Rob Warden is a Chicago legal affairs journalist and co-founder of three organizations dedicated to exonerating the innocent and reforming criminal justice: the Center on Wrongful Convictions at Northwestern University Pritzker School of Law, the National Registry of Exonerations at the University of California-Irvine, and Injustice Watch, a non-partisan, not-for-profit, journalism organization that conducts in-depth research exposing institutional failures that obstruct justice and equality.

[10] In 1982, The Chicago Lawyer published its first of many investigative stories focusing on the “Ford Heights Four” a highly publicized case in which 4 young black men had been convicted by an all-white jury of murder.

The Chicago Lawyer focused on many other Death Row cases including Darby Tillis and Perry Cobb, Rolando Cruz and Alex Hernandez, all of whom were later exonerated.

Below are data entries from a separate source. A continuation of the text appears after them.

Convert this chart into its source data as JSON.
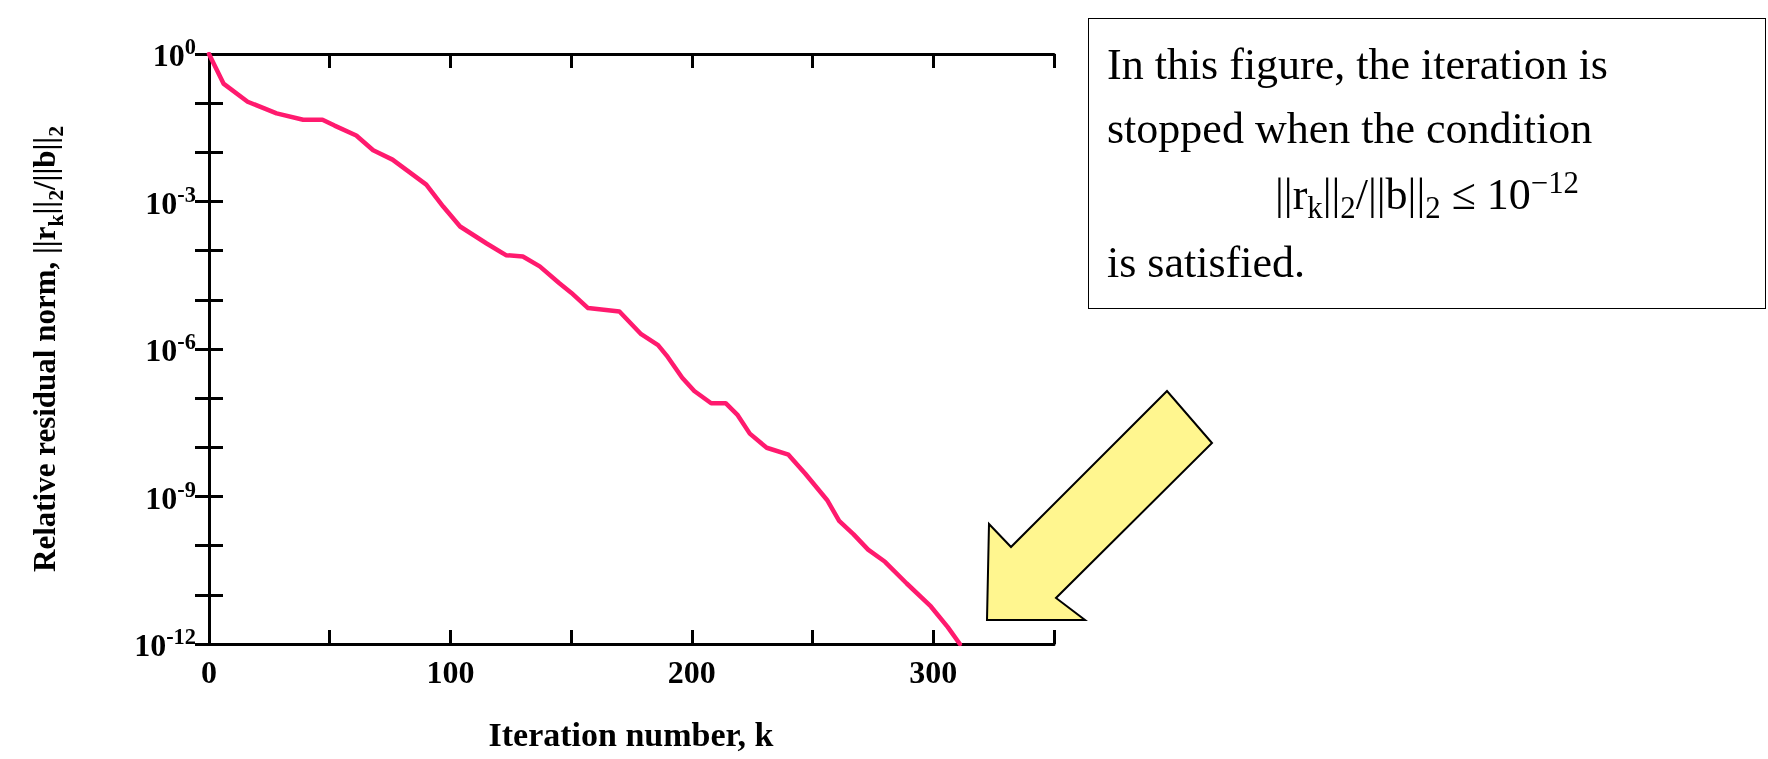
{
  "chart_data": {
    "type": "line",
    "xlabel": "Iteration number, k",
    "ylabel": "Relative residual norm,  ||r$_{k}$||$_{2}$/||b||$_{2}$",
    "log": "y",
    "grid": false,
    "marker": "none",
    "line_style": "solid",
    "xlim": [
      0,
      350
    ],
    "xticks": [
      0,
      {
        "value": 50,
        "label": null
      },
      100,
      {
        "value": 150,
        "label": null
      },
      200,
      {
        "value": 250,
        "label": null
      },
      300,
      {
        "value": 350,
        "label": null
      }
    ],
    "ylim": [
      1e-12,
      1
    ],
    "yticks": [
      {
        "value": 1,
        "label": "10$^{0}$"
      },
      {
        "value": 0.1,
        "label": null
      },
      {
        "value": 0.01,
        "label": null
      },
      {
        "value": 0.001,
        "label": "10$^{-3}$"
      },
      {
        "value": 0.0001,
        "label": null
      },
      {
        "value": 1e-05,
        "label": null
      },
      {
        "value": 1e-06,
        "label": "10$^{-6}$"
      },
      {
        "value": 1e-07,
        "label": null
      },
      {
        "value": 1e-08,
        "label": null
      },
      {
        "value": 1e-09,
        "label": "10$^{-9}$"
      },
      {
        "value": 1e-10,
        "label": null
      },
      {
        "value": 1e-11,
        "label": null
      },
      {
        "value": 1e-12,
        "label": "10$^{-12}$"
      }
    ],
    "x": [
      0,
      6,
      16,
      28,
      39,
      47,
      52,
      61,
      68,
      76,
      90,
      97,
      104,
      115,
      123,
      130,
      137,
      145,
      150,
      157,
      170,
      179,
      186,
      190,
      196,
      201,
      208,
      214,
      219,
      224,
      231,
      240,
      247,
      256,
      261,
      267,
      273,
      280,
      289,
      299,
      306,
      311
    ],
    "series": [
      {
        "color": "#ff1a6e",
        "values": [
          1,
          0.25,
          0.107,
          0.062,
          0.046,
          0.046,
          0.035,
          0.022,
          0.011,
          0.0071,
          0.0022,
          0.00079,
          0.00031,
          0.00014,
          8.1e-05,
          7.6e-05,
          4.8e-05,
          2.2e-05,
          1.4e-05,
          6.8e-06,
          5.8e-06,
          2e-06,
          1.2e-06,
          6.9e-07,
          2.6e-07,
          1.4e-07,
          7.9e-08,
          7.9e-08,
          4.5e-08,
          1.9e-08,
          9.8e-09,
          7.1e-09,
          2.9e-09,
          8.5e-10,
          3.2e-10,
          1.7e-10,
          8.3e-11,
          4.7e-11,
          1.7e-11,
          5.8e-12,
          2.2e-12,
          1e-12
        ]
      }
    ],
    "annotations": [
      "In this figure, the iteration is",
      "stopped when the condition",
      "||r$_{k}$||$_{2}$/||b||$_{2}$ ≤ 10$^{−12}$",
      "is satisfied."
    ]
  }
}
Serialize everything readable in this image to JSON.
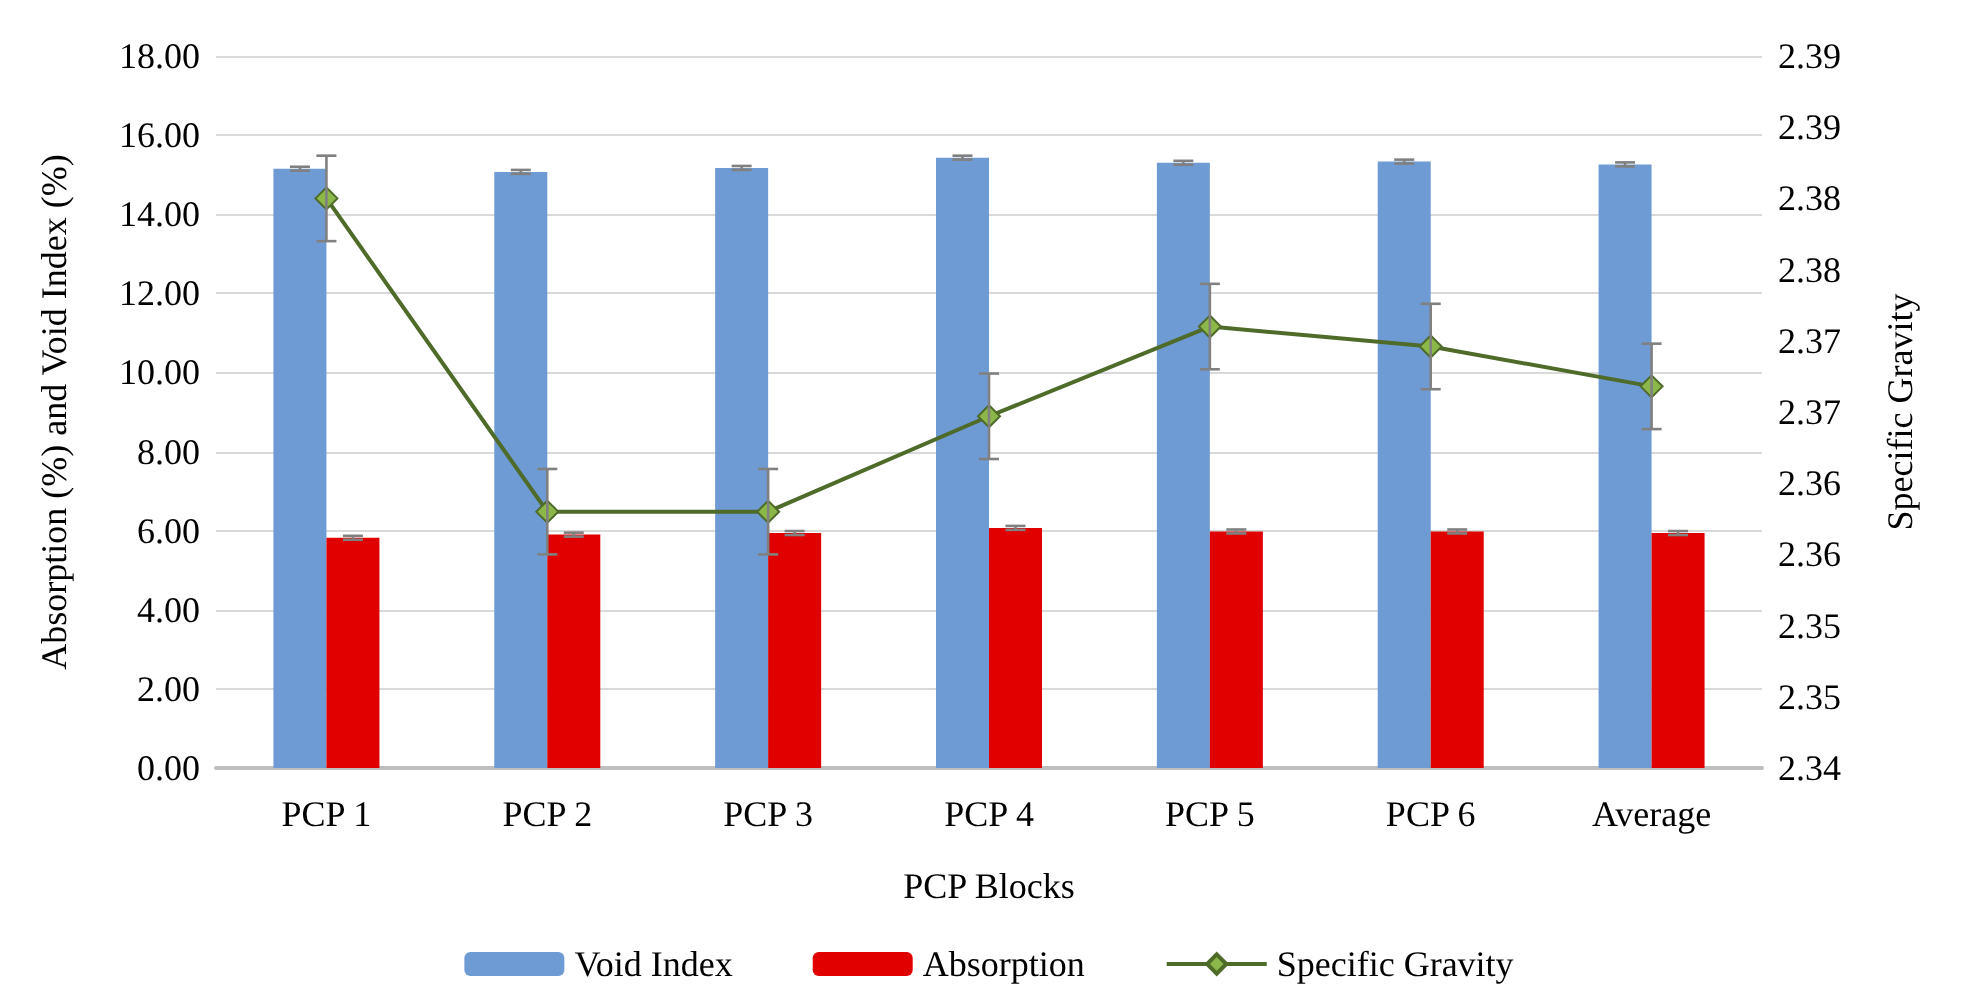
{
  "chart_data": {
    "type": "bar",
    "xlabel": "PCP Blocks",
    "ylabel": "Absorption (%) and Void Index (%)",
    "y2label": "Specific Gravity",
    "categories": [
      "PCP 1",
      "PCP 2",
      "PCP 3",
      "PCP 4",
      "PCP 5",
      "PCP 6",
      "Average"
    ],
    "series": [
      {
        "name": "Void Index",
        "color": "#6f9bd4",
        "values": [
          15.15,
          15.07,
          15.17,
          15.43,
          15.3,
          15.33,
          15.26
        ],
        "errors": [
          0.05,
          0.05,
          0.05,
          0.05,
          0.05,
          0.05,
          0.05
        ]
      },
      {
        "name": "Absorption",
        "color": "#e00000",
        "values": [
          5.82,
          5.9,
          5.94,
          6.07,
          5.98,
          5.98,
          5.94
        ],
        "errors": [
          0.05,
          0.05,
          0.05,
          0.05,
          0.05,
          0.05,
          0.05
        ]
      },
      {
        "name": "Specific Gravity",
        "type": "line",
        "axis": "y2",
        "color": "#4e6b2a",
        "marker": "diamond",
        "values": [
          2.38,
          2.358,
          2.358,
          2.3647,
          2.371,
          2.3696,
          2.3668
        ],
        "errors": [
          0.003,
          0.003,
          0.003,
          0.003,
          0.003,
          0.003,
          0.003
        ]
      }
    ],
    "ylim": [
      0,
      18
    ],
    "yticks": [
      {
        "value": 0,
        "label": "0.00"
      },
      {
        "value": 2,
        "label": "2.00"
      },
      {
        "value": 4,
        "label": "4.00"
      },
      {
        "value": 6,
        "label": "6.00"
      },
      {
        "value": 8,
        "label": "8.00"
      },
      {
        "value": 10,
        "label": "10.00"
      },
      {
        "value": 12,
        "label": "12.00"
      },
      {
        "value": 14,
        "label": "14.00"
      },
      {
        "value": 16,
        "label": "16.00"
      },
      {
        "value": 18,
        "label": "18.00"
      }
    ],
    "y2lim": [
      2.34,
      2.39
    ],
    "y2ticks": [
      {
        "value": 2.34,
        "label": "2.34"
      },
      {
        "value": 2.345,
        "label": "2.35"
      },
      {
        "value": 2.35,
        "label": "2.35"
      },
      {
        "value": 2.355,
        "label": "2.36"
      },
      {
        "value": 2.36,
        "label": "2.36"
      },
      {
        "value": 2.365,
        "label": "2.37"
      },
      {
        "value": 2.37,
        "label": "2.37"
      },
      {
        "value": 2.375,
        "label": "2.38"
      },
      {
        "value": 2.38,
        "label": "2.38"
      },
      {
        "value": 2.385,
        "label": "2.39"
      },
      {
        "value": 2.39,
        "label": "2.39"
      }
    ],
    "grid": "y",
    "legend": "bottom"
  }
}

[3] In a law review article, Warden described how he had evolved from a supporter of capital punishment into a crusader for abolition—referring to a thesis advanced by Supreme Court Justice Thurgood Marshall that the average citizen, if fully informed of the realities of capital punishment, would “find it shocking to his conscience and sense of justice.”[12] In 1999, Warden helped found the Center on Wrongful Convictions, part of the Bluhm Legal Clinic at Northwestern University School of Law.

He contributed legal analysis for a 2005 Northwestern edition reprinting of The Dead Alive, a 19th-century novel by Wilkie Collins based on the 1819 wrongful murder convictions of two brothers in Vermont.